A Ministry of Justice press release sent out on Monday estimated the size of India’s legal market at $4bn with it set to grow to $6.5bn by 2016 and – so claims the press release – “its value to India” would grow to $12.3bn if the market was “fully liberalised”.
Wotton adds that Clarke said in his speech that the UK’s legal sector relative to its gross domestic product (GDP) was more than three times as large as the Indian legal sector relative to its own GDP.
“That tells you something about the opportunities in the legal sector,” he notes, which could achieve a transformation in India just as has happened in London or New York that have become international legal centres. The largest firms in London nowadays were still those that were most prominent in the 1960s when liberalisation there started with the abolition of the 20 partner limit for English law firms, says Wotton, while many European countries that opened up still had strong independent firms.
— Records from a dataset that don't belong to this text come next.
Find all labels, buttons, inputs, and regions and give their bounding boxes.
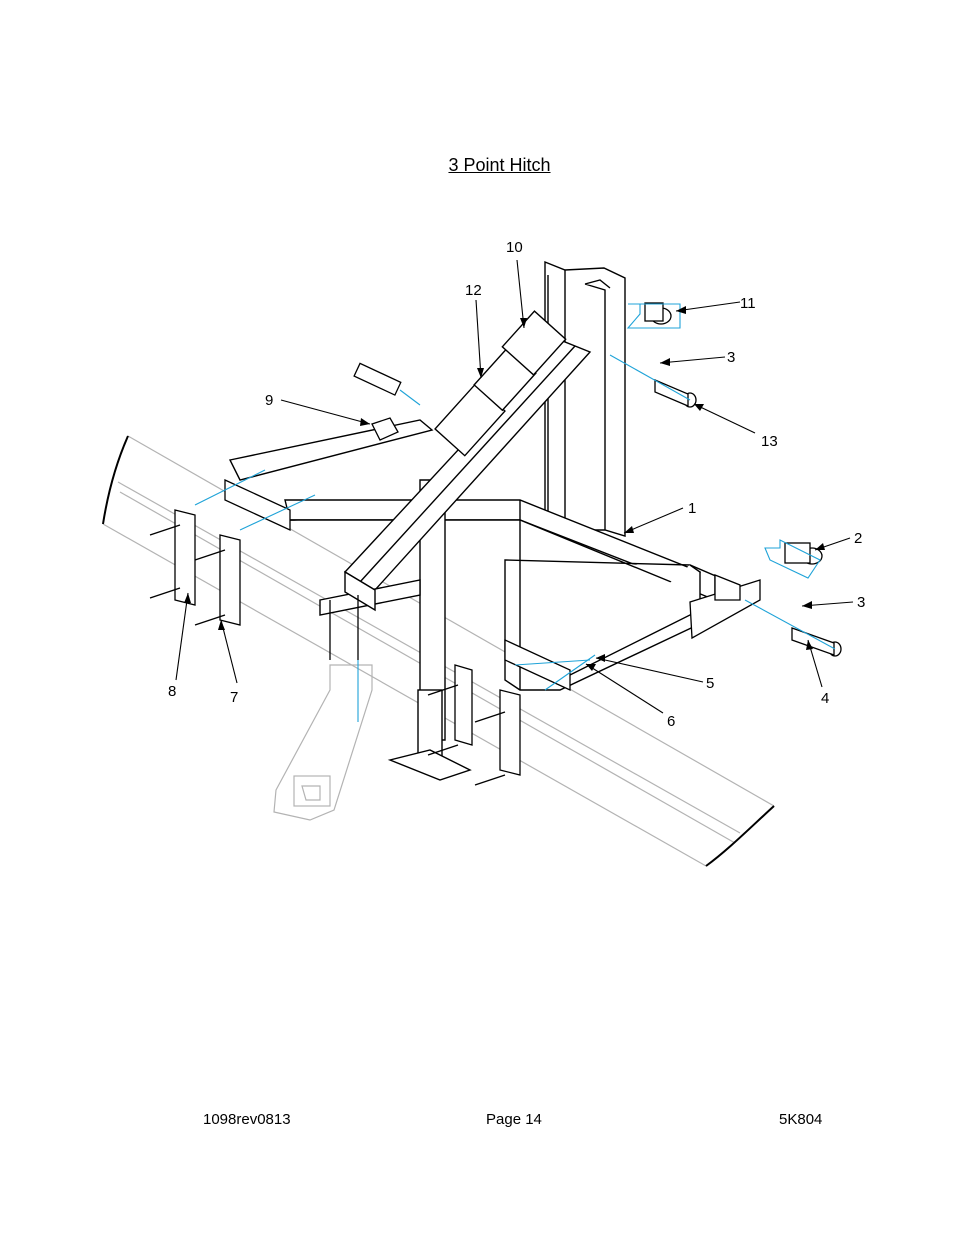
shank-phantom: [273, 664, 373, 821]
callout-1: 1: [688, 500, 696, 517]
callout-10: 10: [506, 239, 523, 256]
callout-13: 13: [761, 433, 778, 450]
callout-3-bottom: 3: [857, 594, 865, 611]
callout-5: 5: [706, 675, 714, 692]
u-bolts: [149, 478, 571, 786]
page-title: 3 Point Hitch: [448, 155, 551, 175]
callout-12: 11: [740, 295, 756, 312]
callout-2: 2: [854, 530, 862, 547]
leader-arrowheads: [184, 306, 825, 671]
callout-3-top: 3: [727, 349, 735, 366]
stand-foot: [387, 689, 472, 781]
footer-doc-number: 1098rev0813: [203, 1111, 291, 1128]
callout-11: 12: [465, 282, 482, 299]
mast: [544, 260, 626, 537]
callout-9: 9: [265, 392, 273, 409]
footer-model-number: 5K804: [779, 1111, 823, 1128]
assembly-lines: [194, 303, 836, 722]
hardware: [353, 302, 842, 657]
callout-6: 6: [667, 713, 675, 730]
footer-page-number: Page 14: [486, 1111, 542, 1128]
leader-lines: [175, 259, 854, 714]
callout-7: 7: [230, 689, 238, 706]
callout-8: 8: [168, 683, 176, 700]
top-link: [319, 310, 592, 616]
callout-4: 4: [821, 690, 829, 707]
Staunch anti-liberalisation opponents would argue that Wotton is talking a different ball game here: the UK and US firms have already internationalised while Indian law firms have just started and may never manage to compete fully in the global market place, particularly if the domestic markets were opened soon. Would successful Indian proprietors of law firms not feel that they would be missing a trick?
“If Indian firms were to take that view,” answers Wotton, “it is to wholly underestimate the opportunity that is available to them… You only have to look at the quality of people in the leading Indian firms and you can see the opportunities globally.”
Asked on how he and the Law Society would try to sell this concept to the traditional Indian law firm owners, sole proprietors or other opponents to their plans, Wotton does not give a clear response but only says, diplomatically: “I think you can take it for granted we will speak to everyone we think has something to contribute to the debate.”
Of course, by today this debate is something that many Indian negotiators will be extremely experienced at.